Sure, some of them have probably heard stories about the empty shelves and rationing in Soviet-era food stores. But that’s just because “real” communism has never been tried.

In a slightly different context, University of Toronto Professor Joseph Heath recently responded to an adjacent (and popular) belief that there’s no reason we can’t grow all our food in publicly-owned farms right on our city streets and parks:

“Unfortunately, they do have answers, and anyone who stops to think for a minute will know what they are. It’s not difficult to calculate the amount of agricultural land that is required to support the population of a large urban area (such as Tokyo, where Saitō lives). All of the farms in Japan combined produce only enough food to sustain 38% of the Japanese population. This is all so obvious that it feels stupid even to be pointing it out.”

Sure, food prices have been rising. Here’s a screenshot from Statistics Canada’s Consumer Price Index price trends page. As you can see, the 12-month percentage change of the food component of the CPI is currently at 3.4 percent. That’s kind of inseparable from inflation.

But it’s just possible that there’s more going on here than greedy corporate price gouging.

It should be obvious that grocery retailers are subject to volatile supply chain costs. According to Statistics Canada, as of June 2025, for example, the price of “livestock and animal products” had increased by 130 percent over their 2007 prices. And “crops” saw a 67 percent increase over that same period. Grocers also have to lay out for higher packaging material costs that include an extra 35 percent (since 2021) for “foam products for packaging” and 78 percent more for “paperboard containers”.

In the years since 2012, farmers themselves had to deal with 49 percent growth in “commercial seed and plant” prices, 46 percent increases in the cost of production insurance, and a near-tripling of the cost of live cattle.

So should we conclude that Big Grocery is basically an industry whose profits are held to a barely sustainable minimum by macro economic events far beyond their control? Well that’s pretty much what the Retail Council of Canada (RCC) claims.
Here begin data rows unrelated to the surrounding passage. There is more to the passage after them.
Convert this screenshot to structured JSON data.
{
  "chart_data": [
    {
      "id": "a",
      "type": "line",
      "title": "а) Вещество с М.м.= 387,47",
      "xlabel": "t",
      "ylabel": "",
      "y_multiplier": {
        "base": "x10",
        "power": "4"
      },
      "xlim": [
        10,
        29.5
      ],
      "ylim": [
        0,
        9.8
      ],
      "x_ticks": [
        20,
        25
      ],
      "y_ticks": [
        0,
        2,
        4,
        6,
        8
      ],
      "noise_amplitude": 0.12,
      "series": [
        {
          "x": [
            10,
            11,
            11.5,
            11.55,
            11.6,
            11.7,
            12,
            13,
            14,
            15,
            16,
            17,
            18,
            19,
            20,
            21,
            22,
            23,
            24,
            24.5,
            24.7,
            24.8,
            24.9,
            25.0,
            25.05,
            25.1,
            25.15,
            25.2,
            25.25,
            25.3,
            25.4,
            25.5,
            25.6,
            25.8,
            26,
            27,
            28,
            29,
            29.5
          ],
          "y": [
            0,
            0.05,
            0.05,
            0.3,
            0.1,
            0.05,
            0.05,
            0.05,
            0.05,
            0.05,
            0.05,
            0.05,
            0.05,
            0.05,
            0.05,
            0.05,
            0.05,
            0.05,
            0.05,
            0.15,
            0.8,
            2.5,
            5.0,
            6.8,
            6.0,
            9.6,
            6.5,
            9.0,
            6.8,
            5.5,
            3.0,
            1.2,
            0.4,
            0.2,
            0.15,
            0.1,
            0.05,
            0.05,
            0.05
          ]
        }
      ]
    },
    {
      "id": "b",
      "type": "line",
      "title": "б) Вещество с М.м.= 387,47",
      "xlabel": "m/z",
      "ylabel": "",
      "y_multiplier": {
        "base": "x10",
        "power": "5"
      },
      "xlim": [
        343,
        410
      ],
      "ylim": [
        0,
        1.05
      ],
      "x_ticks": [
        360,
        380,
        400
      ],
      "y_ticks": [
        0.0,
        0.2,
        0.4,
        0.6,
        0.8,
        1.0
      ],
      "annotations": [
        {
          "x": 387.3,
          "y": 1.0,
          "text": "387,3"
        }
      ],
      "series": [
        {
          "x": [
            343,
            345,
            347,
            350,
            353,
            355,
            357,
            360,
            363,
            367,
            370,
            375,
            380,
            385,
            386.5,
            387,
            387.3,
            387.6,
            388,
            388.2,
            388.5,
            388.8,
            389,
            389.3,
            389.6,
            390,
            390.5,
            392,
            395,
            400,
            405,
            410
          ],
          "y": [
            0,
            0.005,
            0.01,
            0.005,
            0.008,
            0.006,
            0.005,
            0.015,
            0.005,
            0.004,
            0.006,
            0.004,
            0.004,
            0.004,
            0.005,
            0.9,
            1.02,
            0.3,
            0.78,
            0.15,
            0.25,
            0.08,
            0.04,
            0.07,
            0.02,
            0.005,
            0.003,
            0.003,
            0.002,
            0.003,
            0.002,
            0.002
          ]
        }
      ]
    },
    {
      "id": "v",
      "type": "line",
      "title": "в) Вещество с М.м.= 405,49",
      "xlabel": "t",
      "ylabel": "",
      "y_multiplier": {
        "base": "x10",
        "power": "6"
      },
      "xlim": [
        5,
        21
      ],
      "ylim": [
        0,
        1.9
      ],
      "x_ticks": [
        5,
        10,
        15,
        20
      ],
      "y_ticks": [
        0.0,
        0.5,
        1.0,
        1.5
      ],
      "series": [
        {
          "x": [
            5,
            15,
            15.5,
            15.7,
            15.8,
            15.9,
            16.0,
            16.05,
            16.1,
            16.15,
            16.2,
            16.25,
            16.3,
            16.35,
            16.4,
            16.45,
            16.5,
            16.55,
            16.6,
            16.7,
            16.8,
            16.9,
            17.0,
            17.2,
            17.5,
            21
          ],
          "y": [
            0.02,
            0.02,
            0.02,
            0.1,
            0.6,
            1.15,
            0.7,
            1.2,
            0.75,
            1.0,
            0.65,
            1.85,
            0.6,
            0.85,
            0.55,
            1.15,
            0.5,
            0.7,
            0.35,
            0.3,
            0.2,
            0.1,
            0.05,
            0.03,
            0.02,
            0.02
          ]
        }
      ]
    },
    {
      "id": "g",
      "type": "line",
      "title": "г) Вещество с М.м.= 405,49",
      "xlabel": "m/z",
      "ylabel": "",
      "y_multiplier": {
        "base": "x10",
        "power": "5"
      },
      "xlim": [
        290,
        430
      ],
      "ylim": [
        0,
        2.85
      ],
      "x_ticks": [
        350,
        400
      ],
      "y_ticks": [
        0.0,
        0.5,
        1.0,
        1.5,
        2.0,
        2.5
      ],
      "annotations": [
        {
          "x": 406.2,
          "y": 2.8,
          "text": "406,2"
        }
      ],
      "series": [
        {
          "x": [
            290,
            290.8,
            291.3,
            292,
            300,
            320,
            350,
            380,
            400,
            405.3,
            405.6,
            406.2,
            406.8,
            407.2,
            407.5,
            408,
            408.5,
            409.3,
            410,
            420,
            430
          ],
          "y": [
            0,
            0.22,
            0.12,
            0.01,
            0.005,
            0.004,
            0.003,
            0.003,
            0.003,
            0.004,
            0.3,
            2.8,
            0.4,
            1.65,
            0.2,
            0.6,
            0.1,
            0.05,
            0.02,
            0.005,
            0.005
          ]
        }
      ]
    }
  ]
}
Back in 2023, Competition Bureau Canada published a lengthy response from the RCC to the consultation on the Market study of retail grocery.

The piece made a compelling argument that food sales deliver razor-thin profit margins which are balanced by the sale of more lucrative non-food products like cosmetics.

However, things may not be quite as simple as the RCC presents them. For instance:

  • While it’s true that the large number of supermarket chains in Canada suggests there’s little concentration in the sector, the fact is that most independents buy their stock as wholesale from the largest companies.
  • The report pointed to Costco and Walmart as proof that new competitors can easily enter the market, but those decades-old well-financed expansions prove little about the way the modern market works. And online grocery shopping in Canada is still far from established.
  • Consolidated reporting methods would make it hard to substantiate some of the report’s claims of ultra-thin profit margins on food.
  • The fact that grocers are passing on costs selectively through promotional strategies, private-label pricing, and shrinkflation adjustments suggests that they retain at least some control over their supplier costs.
  • The claim that Canada’s food price inflation is more or less the same as in other peer countries was true in 2022. But we’ve since seen higher inflation here than, for instance, in the U.S.

Nevertheless, there’s vanishingly little evidence to support claims of outright price gouging. Rising supply chain costs are real and even high-end estimates of Loblaw, Metro, and Sobeys net profit margins are in the two to five percent range. That’s hardly robber baron territory.

What probably is happening is some opportunistic margin-taking through various selective pricing strategies. And at least some price collusion has been confirmed.

How much might such measures have cost the average Canadian family? A reasonable estimate places the figure at between $150 and $350 a year. That’s real money, but it’s hardly enough to justify gutting the entire free market in favor of some suicidal system of central planning and control.